I have asked myself what dimension I would need to look behind to understand how human beings can resume their position as part of the place, a part of the living Earth.
We cannot be sure what the coming year will bring in this odyssey we all share. Still, we can be sure that when we move around our beautiful planet, we need to be more conscious of local and global meaning, and that intertwines.
As someone who has been acquiring cultural habits from Portugal, Scandinavia and Ukraine, the home has little to do with a piece of soil. Home is the people I meet, the experiences I save in my mind and keep as unique and special to me.
The values anchored me and were defined by my life and not only by my passport.

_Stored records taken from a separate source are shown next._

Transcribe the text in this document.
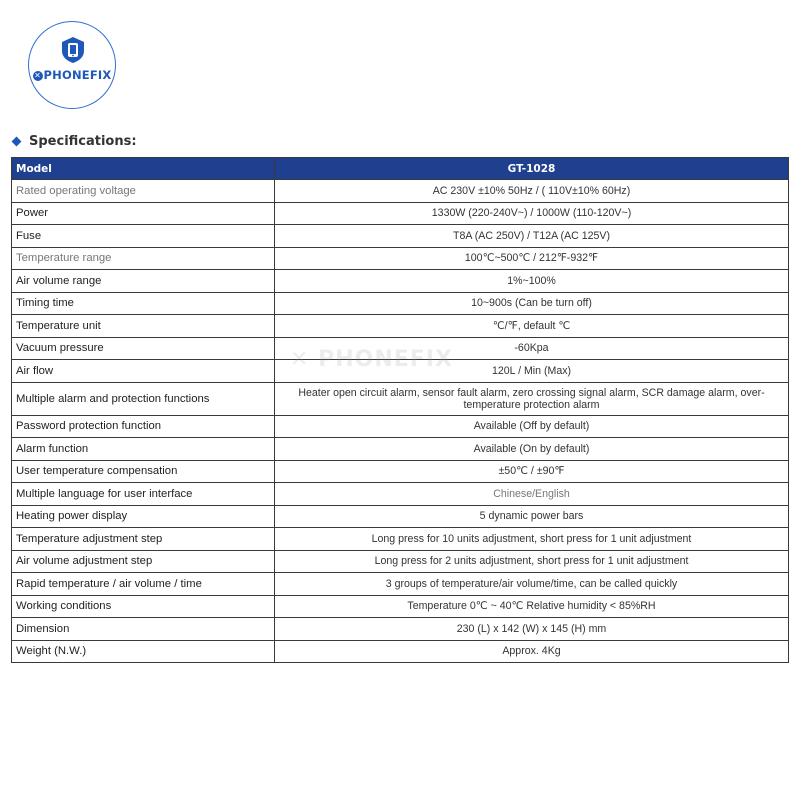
✕ PHONEFIX
Specifications:
Model	GT-1028
Rated operating voltage	AC 230V ±10% 50Hz / ( 110V±10% 60Hz)
Power	1330W (220-240V~) / 1000W (110-120V~)
Fuse	T8A (AC 250V) / T12A (AC 125V)
Temperature range	100℃~500℃ / 212℉-932℉
Air volume range	1%~100%
Timing time	10~900s (Can be turn off)
Temperature unit	℃/℉, default ℃
Vacuum pressure	-60Kpa
Air flow	120L / Min (Max)
Multiple alarm and protection functions	Heater open circuit alarm, sensor fault alarm, zero crossing signal alarm, SCR damage alarm, over-temperature protection alarm

Password protection function	Available (Off by default)
Alarm function	Available (On by default)
User temperature compensation	±50℃ / ±90℉
Multiple language for user interface	Chinese/English
Heating power display	5 dynamic power bars
Temperature adjustment step	Long press for 10 units adjustment, short press for 1 unit adjustment
Air volume adjustment step	Long press for 2 units adjustment, short press for 1 unit adjustment
Rapid temperature / air volume / time	3 groups of temperature/air volume/time, can be called quickly
Working conditions	Temperature 0℃ ~ 40℃ Relative humidity < 85%RH
Dimension	230 (L) x 142 (W) x 145 (H) mm
Weight (N.W.)	Approx. 4Kg
✕ PHONEFIX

That can lead to many questions, as I became a blend between cultures, neither here or neither there. However, as the age of movement accelerates, more and more of us share these conditions and form a floating community of our own.
Whenever I meet someone half-Greek and half-Swedish, or someone British, Swiss-born who has lived several years in Sweden, I feel I recognize them.
Once we defined ourselves with the questions, “Where do you come from?” I suspect it’s more important to ask, “Where are you going?” and sometimes maybe intangible based on intuition’s links rather than the ones that circumstances create.
Understanding that the best journeys are not a race against time allows us to pause, focus, and genuinely appreciate encounters and what we are experiencing. We acquire new points of view, refining the way we see the world and understanding it as a collective experience without forgetting the local culture.
Having cross-cultural lives teaches us about changelessness and change, empathy, and how we’re all getting older even as we mostly remain the same.
As with many other examples, the radiance of sharp blue skies, the wide-open sea, an urban farm in my backyard, and eating natural and fermented foods go through me like an attitude, anchoring me.
Some years ago, an old friend said to me, “You don’t seem homesick. Maybe because you’ve had homes across Europe and feel partly at home everywhere.” I realized she was right. From my perception, it keeps me in tune with the values significant to me in each culture, practising self-awareness with curiosity and intrigue instead of judgment. It is purposeful and intentional, considering not just me but also my acknowledgement of the people and the world around me.